Using the observed blackbody radius, the B‑star’s color and luminosity, the authors derive a companion mass of 13.0 +0.2/‑0.5 M☉ and a radius of 6.2 ± 0.2 R☉. The WD mass, inferred from the nova decline rate and ejecta velocity, is 1.25 ± 0.10 M☉. The mass ratio (q ≈ 0.1) is far larger than in any known cataclysmic variable, placing the system in a regime more akin to high‑mass X‑ray binaries (HMXBs).

The central novelty is the proposed accretion geometry: the rapidly rotating Be star sustains a decretion disk that extends to the Roche‑lobe surface. Material from this disk overflows the Roche lobe and feeds the WD’s accretion disk—a “disk‑to‑disk” mass transfer. This differs from the classic CV picture where the donor star’s photosphere directly overflows the Roche lobe. The authors argue that this configuration can sustain the high accretion rate needed for the observed fast nova, while also explaining the modest eruption amplitude (the bright B‑star dominates the system’s light).
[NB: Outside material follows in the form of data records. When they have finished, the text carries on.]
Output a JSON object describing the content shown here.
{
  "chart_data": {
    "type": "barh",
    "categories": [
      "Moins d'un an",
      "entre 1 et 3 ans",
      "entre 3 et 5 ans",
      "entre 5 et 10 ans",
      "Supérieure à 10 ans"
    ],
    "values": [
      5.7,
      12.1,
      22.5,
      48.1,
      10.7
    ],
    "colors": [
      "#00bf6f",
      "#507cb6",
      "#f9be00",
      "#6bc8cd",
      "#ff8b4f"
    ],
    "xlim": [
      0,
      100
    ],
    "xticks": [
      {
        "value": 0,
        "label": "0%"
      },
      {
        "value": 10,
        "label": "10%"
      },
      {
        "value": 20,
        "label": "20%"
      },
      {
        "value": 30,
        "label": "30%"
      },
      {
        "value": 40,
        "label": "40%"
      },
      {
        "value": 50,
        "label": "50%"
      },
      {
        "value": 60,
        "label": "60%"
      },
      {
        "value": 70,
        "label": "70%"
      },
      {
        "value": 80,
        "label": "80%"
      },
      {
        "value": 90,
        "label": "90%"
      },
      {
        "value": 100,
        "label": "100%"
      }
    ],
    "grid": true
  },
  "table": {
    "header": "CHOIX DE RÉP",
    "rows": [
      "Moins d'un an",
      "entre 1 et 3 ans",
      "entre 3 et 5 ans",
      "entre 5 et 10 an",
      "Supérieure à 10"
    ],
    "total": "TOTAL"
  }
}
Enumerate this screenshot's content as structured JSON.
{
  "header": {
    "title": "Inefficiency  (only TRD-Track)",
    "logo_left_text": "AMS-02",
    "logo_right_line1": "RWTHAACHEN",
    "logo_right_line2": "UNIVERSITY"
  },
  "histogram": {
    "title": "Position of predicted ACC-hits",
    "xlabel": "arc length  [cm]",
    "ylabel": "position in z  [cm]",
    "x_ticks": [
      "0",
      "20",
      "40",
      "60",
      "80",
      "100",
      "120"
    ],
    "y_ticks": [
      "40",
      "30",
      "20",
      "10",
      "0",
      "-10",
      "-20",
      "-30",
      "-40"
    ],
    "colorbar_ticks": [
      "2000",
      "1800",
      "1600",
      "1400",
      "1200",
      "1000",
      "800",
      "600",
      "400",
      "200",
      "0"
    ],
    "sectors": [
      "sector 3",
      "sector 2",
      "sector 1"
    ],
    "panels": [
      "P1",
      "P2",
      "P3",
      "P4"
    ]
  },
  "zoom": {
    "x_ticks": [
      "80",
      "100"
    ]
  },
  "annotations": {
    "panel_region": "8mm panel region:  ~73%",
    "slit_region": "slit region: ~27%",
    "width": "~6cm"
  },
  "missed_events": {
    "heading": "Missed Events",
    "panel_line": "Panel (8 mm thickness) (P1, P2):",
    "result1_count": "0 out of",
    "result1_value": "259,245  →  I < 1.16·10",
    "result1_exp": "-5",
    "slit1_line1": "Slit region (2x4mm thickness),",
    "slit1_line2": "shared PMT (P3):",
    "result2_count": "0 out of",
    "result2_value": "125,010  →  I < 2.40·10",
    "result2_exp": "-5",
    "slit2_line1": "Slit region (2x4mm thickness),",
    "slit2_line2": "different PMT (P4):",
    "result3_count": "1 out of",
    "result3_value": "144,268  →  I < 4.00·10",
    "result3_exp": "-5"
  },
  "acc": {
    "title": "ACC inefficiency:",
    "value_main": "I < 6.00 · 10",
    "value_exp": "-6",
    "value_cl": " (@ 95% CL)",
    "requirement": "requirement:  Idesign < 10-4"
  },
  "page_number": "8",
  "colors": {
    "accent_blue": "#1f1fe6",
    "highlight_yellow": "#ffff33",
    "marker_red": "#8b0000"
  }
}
Evolutionary considerations suggest the primary star’s initial mass exceeded 7.6 M☉, implying the WD is an ONe (oxygen‑neon) composition rather than a CO white dwarf. Consequently, the system cannot evolve into a Type Ia supernova, despite the massive WD. The paper also references V Sge as an “intermediate‑mass cataclysmic variable” (IMCV) and notes a contemporaneous study (Chamoli et al. 2025) that identifies a similar Be‑WD binary in M31, reinforcing the plausibility of this new class.

Critical appraisal highlights several uncertainties: the mass and radius estimates rely on a simple blackbody model that may not fully account for the Be star’s emission‑line contribution and disk veiling; the lack of radial‑velocity curves prevents a direct dynamical mass measurement; and the geometry of the decretion disk relative to the Roche lobe remains inferred rather than directly observed. High‑resolution spectroscopy, interferometric imaging of the disk, and long‑baseline monitoring of the orbital motion are recommended to confirm the disk‑to‑disk transfer scenario.

In summary, FQ Cir is presented as the first confirmed high‑mass cataclysmic variable, featuring a 13 M☉ Be companion, a 1.25 M☉ ONe white dwarf, a 2.04‑day orbit, and a novel mass‑transfer mode. This discovery bridges the gap between classical cataclysmic variables and high‑mass X‑ray binaries, opening a new avenue for studying binary evolution, mass transfer physics, and nova mechanisms in systems with massive, early‑type donors.